Is Manso sitting on a bombshell?

Based on his comments on CourtTV,  sure looks like it.

Peter Manso, the Provincetown author of a critically-acclaimed biography of Marlon Brando and a recent screed about the town that went over in some corners of P'town like a Jerry Falwell costume at a Halloween party, is working on another book -- this one about Christa Worthington's murder and the trial of Chris McCowen

Speaking on CourtTV after Friday's session, Manso said the prosecution faces two difficult hurdles -- proving that McGowen raped Worthington before killing her, and pinning an approximate time that McCowen had intercourse with Worthington, as indicated by the presence of his sperm in her vagina. If the sperm was 36 to 48 hours old when Worthington died -- dating back to the Thursday of McCowen's weekly trash stop at Worthington's house -- this would effectively rule out McCowen as a suspect (to which I would add a third major hurdle for the prosecution -- lack of an apparent motive). Putting a narrow time frame on the evidence, however, could prove difficult in and of itself.

Manso also pointed out that McCowen was a drug informant and had met with police less than two days after Worthington was found dead.

This wasn't news, since it was first reported last July based on a motion filed in court by Robert George, McCowen's defense attorney (that it took so long for this to surface,  however, more than four years after Worthington's death, remains surprising to me).

But here is what Manso said that caught my attention. What follows is a transcript of his remarks, as broadcast by CourtTV.

Jeremy Frazier, the man McCowen alleges killed Worthington, "is a dope dealer out of Wellfleet," Manso said. "So is McCowen. This is a story which involves dope and it also involves complicity with the police (emphasis added). Thirty-six hours after the discovery of Christa's body, Chris McCowen was meeting with two Wellfleet cops and a member of the Cape and Islands' Drug Task Force, that's Massachusetts state police, for a regularly scheduled meeting.

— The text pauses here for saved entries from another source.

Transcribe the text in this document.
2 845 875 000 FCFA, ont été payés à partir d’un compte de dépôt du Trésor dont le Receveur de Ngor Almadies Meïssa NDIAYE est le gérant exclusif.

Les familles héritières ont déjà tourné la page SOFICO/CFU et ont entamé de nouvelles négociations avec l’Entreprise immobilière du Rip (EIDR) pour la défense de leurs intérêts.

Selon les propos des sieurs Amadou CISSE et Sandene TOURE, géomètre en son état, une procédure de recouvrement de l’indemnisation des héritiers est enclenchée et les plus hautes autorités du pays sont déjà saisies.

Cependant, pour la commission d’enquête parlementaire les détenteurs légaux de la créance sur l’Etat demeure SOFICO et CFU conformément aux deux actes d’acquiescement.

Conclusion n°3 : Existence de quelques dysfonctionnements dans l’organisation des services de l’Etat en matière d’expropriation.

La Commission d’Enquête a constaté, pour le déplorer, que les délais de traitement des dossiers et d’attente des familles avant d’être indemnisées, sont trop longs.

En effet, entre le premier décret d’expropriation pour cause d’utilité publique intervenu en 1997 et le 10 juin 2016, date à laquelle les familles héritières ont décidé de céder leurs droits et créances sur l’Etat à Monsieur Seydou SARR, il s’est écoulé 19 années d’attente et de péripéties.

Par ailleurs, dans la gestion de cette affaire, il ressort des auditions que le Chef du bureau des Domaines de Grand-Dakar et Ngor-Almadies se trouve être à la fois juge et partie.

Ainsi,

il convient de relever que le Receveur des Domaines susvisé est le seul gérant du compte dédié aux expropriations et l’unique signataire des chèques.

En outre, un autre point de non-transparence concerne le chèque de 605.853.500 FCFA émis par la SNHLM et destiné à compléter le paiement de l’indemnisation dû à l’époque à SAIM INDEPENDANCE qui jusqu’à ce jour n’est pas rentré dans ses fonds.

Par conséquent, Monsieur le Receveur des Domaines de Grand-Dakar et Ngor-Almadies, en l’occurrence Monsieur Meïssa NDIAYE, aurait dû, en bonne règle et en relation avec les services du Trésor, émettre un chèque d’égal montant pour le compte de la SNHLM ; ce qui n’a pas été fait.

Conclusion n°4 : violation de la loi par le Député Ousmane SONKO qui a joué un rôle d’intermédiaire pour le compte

He was a snitch, he was a drug snitch, they were squeezing him.

"There is a record, I'm told, I'm told, that um ... I've gotta be careful here, please understand this, because this is a very, how shall I say .... very rich area for investigation. There's no question that McCowen was friends with Frazier, they ran together, they were into rap music, they did dope together. I think Frazier's a big question mark in this whole case, in this whole investigation, and I don't think it's been satisfactorily looked into ... and I'm not the only one."

" ... complicity with the police ..." -- a damning allegation, and made on national television to boot. But complicity in what sense? The FBI's unholy relationship with Whitey Bulger comes to mind.

I've never spoken with Manso and have seen him in person only once, in the courtroom on Friday where he dutifully took notes and scrutinized just about everyone in court. But he exudes the confidence and caginess of a writer possessed of a potential bombshell. Manso also said on CourtTV that skepticism abounds on the Lower Cape about McCowen's guilt. I was vaguely aware of this and had  attributed it to white guilt and political correctness in one of the most liberal stretches of the bluest of states. I'm beginning to wonder if there's more to it than that.

I also came away from Manso's CourtTV appearance thinking that he said more than intended, had talked it away as writers say. Was that unease I sensed when Manso was done, regret that he may have unintentionally prompted Dominick Dunne to parachute in for Vanity Fair and crack the case before Manso can publish his book?

Some of the people commenting on this site have compared the mystery surrounding Worthington's death to the murders involving Tony Costa, a P'town man convicted of killing four women in 1969. The late Leo Damore wrote a book about the Costa case titled "In His Garden." Damore also wrote what I consider the definitive account of the death of Mary Jo Kopechne at Chappaquiddick, a book called "Senatorial Privilege: The Chappaquiddick Cover-Up," which alleged that Sen. Edward Kennedy concocted a cover story of Kopechne driving off the bridge alone. Problem was, fellow party-goer and older cousin Joe Gargan wouldn't go along for the ride, according to Damore, leaving Kennedy with no choice but to inform police of his role in the accident, albeit eight to nine hours later.

Regardless of how the McCowen trial plays out in court, we may have to wait for Manso's book to find out what really happened to Christa Worthington. At least this time the delay is unlikely to take nearly 20 years as with "Senatorial Privilege," a book published in 1988 about a fatal accident in 1969, the same year as the Costa murders.